The UUs Get it Right

I have spent almost a year working with UU Divest, the group originally promoting the divestment resolution, my fellow committee members, and UUA staff including the Treasurer and CFO, Tim Brennan.  What we accomplished is unique and worthy of consideration by other religious investors.

When the issue of fossil fuel divestment was promoted at last year’s General Assembly, I was largely opposed to it.  The UUA is a leader in shareholder activism to halt climate change.  I felt strongly it made no sense to simply sell our fossil fuel company to another investor that likely did not care about this critical problem.

Over the course of a year of careful negotiation with the divestment proponents, I began to change my position. Key to the success of negotiation was each side’s recognition that we were all part of the movement to halt climate change. Everyone began to realize that this was a discussion between friends and allies and the only real differences were over tactics to reach the common goal of halting climate change.
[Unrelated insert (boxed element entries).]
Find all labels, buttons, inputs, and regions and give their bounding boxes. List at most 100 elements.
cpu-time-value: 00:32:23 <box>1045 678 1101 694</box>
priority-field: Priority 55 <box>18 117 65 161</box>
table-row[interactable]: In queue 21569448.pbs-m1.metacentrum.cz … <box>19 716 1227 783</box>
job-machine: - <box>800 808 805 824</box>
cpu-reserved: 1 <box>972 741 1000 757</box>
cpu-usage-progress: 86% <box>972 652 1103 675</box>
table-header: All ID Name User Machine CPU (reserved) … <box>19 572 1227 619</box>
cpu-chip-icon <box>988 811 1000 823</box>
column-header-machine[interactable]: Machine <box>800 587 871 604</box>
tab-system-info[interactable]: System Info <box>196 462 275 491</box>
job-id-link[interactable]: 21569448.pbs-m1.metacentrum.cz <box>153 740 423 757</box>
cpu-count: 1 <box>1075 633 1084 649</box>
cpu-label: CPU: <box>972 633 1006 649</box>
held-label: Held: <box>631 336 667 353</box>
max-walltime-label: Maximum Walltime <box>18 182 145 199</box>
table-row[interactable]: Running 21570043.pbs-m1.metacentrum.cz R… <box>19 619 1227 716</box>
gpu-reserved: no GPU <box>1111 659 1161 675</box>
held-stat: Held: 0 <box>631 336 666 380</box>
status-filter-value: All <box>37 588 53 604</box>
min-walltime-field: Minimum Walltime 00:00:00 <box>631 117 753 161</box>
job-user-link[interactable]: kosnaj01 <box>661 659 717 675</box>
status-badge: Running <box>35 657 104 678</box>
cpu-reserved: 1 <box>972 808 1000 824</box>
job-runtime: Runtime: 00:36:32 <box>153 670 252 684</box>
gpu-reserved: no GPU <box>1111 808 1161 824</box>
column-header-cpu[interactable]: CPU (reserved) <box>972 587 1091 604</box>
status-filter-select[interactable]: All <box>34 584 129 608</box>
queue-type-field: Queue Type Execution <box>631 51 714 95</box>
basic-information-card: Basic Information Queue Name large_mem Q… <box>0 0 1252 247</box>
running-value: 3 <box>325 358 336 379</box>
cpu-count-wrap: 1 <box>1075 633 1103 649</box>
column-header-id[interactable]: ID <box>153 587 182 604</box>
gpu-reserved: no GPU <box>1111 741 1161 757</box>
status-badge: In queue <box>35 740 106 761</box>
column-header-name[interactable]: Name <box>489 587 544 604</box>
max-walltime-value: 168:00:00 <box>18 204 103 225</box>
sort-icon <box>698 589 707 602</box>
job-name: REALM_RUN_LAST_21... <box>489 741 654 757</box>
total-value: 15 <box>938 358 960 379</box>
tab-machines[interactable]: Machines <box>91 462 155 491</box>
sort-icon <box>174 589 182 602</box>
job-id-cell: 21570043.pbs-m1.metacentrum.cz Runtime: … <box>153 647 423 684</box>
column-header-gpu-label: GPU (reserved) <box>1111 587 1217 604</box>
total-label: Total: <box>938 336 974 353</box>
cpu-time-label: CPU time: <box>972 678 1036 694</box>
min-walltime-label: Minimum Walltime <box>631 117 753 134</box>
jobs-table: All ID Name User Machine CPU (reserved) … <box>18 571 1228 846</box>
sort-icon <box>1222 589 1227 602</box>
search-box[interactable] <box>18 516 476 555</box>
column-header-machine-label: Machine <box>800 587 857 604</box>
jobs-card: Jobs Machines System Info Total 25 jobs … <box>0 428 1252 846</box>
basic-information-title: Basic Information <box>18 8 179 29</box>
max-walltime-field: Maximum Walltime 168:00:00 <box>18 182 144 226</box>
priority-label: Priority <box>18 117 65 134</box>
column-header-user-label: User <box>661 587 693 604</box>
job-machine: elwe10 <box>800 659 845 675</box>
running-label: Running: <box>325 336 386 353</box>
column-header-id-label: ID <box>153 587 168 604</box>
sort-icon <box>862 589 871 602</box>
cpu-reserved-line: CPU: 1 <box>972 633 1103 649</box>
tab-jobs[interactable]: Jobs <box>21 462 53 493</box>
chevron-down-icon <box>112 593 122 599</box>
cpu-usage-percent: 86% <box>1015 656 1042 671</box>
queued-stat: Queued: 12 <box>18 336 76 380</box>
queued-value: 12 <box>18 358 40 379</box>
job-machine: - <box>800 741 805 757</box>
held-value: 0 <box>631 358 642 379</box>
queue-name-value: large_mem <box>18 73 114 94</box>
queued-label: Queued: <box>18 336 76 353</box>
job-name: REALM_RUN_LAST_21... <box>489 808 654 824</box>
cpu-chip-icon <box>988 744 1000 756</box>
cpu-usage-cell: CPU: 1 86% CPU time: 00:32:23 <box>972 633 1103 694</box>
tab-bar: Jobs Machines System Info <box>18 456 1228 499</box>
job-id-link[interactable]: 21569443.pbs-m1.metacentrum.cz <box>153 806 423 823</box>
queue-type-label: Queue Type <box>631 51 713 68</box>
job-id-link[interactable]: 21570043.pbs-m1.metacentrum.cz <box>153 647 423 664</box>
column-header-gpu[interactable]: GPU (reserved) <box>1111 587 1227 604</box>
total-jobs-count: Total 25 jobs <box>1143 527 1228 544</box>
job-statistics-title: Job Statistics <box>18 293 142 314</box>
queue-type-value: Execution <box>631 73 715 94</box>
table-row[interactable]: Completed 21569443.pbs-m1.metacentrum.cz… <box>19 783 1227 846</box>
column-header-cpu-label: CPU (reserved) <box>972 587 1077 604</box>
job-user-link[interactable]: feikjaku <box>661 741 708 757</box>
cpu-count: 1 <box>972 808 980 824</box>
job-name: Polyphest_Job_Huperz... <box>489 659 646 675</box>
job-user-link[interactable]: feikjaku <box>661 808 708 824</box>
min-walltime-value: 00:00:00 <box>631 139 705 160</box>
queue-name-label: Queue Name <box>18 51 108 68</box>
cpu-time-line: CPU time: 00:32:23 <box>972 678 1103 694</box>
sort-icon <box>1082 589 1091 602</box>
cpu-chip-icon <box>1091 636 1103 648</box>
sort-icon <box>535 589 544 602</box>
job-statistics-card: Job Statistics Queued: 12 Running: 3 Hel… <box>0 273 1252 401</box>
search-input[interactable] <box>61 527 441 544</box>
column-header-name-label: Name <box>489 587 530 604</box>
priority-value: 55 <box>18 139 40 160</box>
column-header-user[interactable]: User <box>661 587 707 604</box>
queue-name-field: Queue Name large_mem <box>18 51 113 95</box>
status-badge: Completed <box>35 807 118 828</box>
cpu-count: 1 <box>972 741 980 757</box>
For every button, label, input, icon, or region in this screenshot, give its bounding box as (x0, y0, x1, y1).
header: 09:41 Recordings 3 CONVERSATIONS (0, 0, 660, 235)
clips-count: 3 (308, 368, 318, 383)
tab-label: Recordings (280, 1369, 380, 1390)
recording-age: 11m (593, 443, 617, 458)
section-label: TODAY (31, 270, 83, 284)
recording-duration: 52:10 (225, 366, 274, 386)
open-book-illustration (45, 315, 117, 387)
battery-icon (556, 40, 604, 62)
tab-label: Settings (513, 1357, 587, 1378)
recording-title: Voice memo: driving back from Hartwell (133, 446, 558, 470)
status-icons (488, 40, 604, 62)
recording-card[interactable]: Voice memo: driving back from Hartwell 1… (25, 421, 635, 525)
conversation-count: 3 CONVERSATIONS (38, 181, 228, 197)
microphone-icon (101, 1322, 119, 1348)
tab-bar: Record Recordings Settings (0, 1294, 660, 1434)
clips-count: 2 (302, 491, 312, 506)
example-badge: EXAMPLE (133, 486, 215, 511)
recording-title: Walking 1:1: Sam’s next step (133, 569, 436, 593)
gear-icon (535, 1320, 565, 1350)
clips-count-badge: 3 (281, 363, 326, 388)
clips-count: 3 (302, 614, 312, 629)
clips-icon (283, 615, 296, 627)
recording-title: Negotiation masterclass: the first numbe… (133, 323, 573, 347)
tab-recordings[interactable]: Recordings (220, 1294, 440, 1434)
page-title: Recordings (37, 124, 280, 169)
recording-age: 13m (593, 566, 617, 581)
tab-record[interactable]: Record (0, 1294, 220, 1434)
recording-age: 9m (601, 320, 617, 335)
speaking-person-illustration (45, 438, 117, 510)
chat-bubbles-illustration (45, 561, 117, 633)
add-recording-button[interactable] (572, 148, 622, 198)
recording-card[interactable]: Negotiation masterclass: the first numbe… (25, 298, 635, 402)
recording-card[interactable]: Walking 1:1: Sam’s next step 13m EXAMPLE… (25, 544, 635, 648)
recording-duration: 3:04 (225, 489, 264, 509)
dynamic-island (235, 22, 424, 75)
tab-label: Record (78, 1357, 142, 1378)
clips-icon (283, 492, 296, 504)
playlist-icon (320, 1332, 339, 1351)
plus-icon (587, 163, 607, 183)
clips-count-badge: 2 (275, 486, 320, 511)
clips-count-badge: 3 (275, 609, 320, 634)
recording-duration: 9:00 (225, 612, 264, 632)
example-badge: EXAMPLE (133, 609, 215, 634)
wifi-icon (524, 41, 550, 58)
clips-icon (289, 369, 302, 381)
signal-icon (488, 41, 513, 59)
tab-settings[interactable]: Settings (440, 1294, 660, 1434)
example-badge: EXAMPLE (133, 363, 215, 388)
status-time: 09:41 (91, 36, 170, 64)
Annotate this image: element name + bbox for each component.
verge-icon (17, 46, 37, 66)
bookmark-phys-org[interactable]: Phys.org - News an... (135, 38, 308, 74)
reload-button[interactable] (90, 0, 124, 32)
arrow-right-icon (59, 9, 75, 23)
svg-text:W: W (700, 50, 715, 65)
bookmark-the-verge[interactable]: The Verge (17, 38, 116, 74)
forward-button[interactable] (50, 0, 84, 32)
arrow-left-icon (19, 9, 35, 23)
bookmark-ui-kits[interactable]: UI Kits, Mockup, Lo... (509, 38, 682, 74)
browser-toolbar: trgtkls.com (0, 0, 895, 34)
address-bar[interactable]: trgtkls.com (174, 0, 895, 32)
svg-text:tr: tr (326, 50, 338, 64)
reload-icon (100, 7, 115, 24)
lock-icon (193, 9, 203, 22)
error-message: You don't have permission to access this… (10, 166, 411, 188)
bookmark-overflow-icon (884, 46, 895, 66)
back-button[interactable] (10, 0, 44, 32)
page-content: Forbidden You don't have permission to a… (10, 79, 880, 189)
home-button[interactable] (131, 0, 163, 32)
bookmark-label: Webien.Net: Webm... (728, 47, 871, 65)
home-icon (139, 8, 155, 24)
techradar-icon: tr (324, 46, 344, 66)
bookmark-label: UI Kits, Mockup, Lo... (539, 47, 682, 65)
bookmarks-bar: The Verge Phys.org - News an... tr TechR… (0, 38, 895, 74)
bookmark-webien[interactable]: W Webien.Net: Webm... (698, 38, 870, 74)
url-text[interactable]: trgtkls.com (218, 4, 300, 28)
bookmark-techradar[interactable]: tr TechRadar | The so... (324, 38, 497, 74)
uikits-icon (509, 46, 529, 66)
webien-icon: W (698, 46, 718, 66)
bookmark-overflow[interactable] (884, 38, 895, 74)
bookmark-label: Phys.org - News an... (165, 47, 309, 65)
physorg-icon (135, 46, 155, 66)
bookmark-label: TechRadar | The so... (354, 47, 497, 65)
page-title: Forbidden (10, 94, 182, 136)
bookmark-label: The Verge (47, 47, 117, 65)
The claim to uniqueness is no exaggeration. While other investor advocates (like Clean Yield, as I recently blogged) continue to file proposals while being of all practical purposes “out” of fossil fuel stocks, religious investors and many other asset owners continue to view the divestment debate largely as an “either-or” conundrum rather than a “both-and” opportunity, as Billenness describes it. It’s a model to emulated by asset owners who don’t want to give up their voice, but are concerned about the carbon bubble and the fact that owning fossil fuel stocks conveys a dangerous message of implicit approval of those companies’ destructive and unsustainable business models.